In 2001, the world witnessed the Taliban spend weeks firing at, bombing and dynamiting two colossal Buddha statues which had been carved on the side of a cliff in Afghanistan nearly 1500 years ago. The display of hatred and intolerance which obliterated the 175 and 115-feet tall statues horrified people across the globe.
The significance of the destruction of the Buddhas of Bamyan should not be lost in today’s conversations about removing confederate statues from streets and parks across the US.
Should monuments which embody past dominant ideologies have a place in our society? Should Hitler, Stalin and Saddam Hussein statues still be standing despite what these men once represented? Do we have a duty to preserve history, and, if so, how should we do that?
Understanding how we got here is paramount to forging a path forward. If we hope for a different outcome, we cannot afford to act in the same manner as those who held power before us. As we protest against racism and racial inequality, we must seek fundamental changes that go beyond imposing our views — we must walk others through our thoughts and experiences, and let them develop their own.
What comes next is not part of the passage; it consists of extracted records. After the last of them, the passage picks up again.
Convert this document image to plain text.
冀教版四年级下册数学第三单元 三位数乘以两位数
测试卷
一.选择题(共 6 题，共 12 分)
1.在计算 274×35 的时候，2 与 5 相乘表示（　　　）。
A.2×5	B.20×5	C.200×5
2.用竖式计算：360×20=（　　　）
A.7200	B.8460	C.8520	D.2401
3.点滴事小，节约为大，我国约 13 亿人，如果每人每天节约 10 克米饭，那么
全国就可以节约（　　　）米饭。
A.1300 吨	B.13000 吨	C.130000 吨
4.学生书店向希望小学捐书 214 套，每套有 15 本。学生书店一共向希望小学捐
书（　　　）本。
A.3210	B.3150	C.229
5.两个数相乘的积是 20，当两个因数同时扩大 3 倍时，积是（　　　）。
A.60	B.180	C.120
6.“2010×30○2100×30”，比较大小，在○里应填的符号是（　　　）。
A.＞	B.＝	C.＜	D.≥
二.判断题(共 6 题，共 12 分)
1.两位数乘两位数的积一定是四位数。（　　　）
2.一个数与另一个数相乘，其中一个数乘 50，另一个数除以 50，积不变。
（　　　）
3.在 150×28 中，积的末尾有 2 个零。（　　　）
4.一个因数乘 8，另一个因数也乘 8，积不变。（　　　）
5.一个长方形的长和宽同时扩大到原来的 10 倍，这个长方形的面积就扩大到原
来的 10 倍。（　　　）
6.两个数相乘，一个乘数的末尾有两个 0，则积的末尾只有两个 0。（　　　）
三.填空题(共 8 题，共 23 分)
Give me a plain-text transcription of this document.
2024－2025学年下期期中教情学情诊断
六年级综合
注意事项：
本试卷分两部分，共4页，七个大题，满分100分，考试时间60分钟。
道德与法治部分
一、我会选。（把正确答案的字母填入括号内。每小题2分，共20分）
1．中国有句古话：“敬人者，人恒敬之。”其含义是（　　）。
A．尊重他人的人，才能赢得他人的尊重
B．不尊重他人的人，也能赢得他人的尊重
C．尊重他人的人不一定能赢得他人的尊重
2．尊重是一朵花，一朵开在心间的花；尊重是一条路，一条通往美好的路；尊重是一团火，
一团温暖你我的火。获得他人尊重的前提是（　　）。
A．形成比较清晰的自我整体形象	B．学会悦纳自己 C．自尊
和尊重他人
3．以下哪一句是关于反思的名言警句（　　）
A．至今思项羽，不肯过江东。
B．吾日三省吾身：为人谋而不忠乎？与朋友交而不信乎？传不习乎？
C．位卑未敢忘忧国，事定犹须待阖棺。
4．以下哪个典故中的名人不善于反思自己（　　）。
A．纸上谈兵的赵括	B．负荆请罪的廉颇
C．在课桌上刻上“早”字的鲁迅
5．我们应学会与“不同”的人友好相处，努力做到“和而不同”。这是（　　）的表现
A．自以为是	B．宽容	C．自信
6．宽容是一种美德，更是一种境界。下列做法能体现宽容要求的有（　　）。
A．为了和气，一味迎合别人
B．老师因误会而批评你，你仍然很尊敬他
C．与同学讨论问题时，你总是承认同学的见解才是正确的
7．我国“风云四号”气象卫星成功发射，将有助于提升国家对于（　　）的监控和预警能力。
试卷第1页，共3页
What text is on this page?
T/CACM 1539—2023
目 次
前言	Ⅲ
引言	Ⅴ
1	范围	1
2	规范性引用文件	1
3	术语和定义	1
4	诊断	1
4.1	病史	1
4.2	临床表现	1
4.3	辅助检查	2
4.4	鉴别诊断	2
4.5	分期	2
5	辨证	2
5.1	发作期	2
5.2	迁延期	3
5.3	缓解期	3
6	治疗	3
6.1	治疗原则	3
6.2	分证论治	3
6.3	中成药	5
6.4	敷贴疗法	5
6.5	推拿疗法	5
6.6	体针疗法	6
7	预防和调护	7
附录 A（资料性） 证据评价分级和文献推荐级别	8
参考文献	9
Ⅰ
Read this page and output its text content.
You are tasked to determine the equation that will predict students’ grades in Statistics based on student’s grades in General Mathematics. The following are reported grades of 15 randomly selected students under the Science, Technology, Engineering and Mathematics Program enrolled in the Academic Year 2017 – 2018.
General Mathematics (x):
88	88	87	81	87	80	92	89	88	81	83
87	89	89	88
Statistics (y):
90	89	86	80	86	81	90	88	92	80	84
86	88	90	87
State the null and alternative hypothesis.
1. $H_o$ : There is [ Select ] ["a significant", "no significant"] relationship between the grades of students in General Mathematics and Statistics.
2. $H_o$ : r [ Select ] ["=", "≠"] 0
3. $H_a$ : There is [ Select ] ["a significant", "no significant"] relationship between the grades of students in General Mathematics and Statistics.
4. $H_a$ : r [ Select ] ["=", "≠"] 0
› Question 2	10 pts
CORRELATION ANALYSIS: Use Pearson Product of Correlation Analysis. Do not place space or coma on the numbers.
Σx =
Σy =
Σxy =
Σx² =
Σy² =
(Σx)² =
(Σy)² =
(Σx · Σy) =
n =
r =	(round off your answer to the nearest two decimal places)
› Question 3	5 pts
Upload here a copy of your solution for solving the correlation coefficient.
Any kind of censorship will only distance us from facing the ugly reality within us. The pain of being dehumanized, the shame of dehumanizing others, and the fear that rises from these experiences will never be acknowledged if we attempt to hide the past. Generations to come, must be able to witness the struggles of the past in order to be able to make sense of their reality.
What can we learn from the statues of a bull and of a girl?
In 1987, a 7100-pound-11-feet-tall bronze sculpture of a bull was placed at the Bowling Green park in New York, less than a block away from the NYSE building on Wall Street. For thirty years, the Charging Bull, symbol of strength of an unbound capitalism, looked invincible and unstoppable. On the eve of March 7th, 2017, a 4-feet tall bronze sculpture of a skinny prepubescent girl changed that.
Placed less than a dozen feet away from the bull, facing it, the statue of the Fearless Girl staring up ahead, with her fists pressing on her hips, suggested that the bull was not only unbound, but also oppressive, and that, despite its opulence, it could be challenged and, perhaps, subdued. The Fearless Girl statue shows us how sculptures and art works can interact, giving each other new meanings. It also teaches us that it is possible to re-contextualize monuments, without condoning or disregarding the past.
Bringing down statues of confederate leaders will not bring down their meanings, but juxtaposing it to other sculptures can change what they represent. New art works that challenge and re-signify confederate statues can leave behind an important lesson to future generations. The pain and the struggles of the past must be overcome. Never hidden.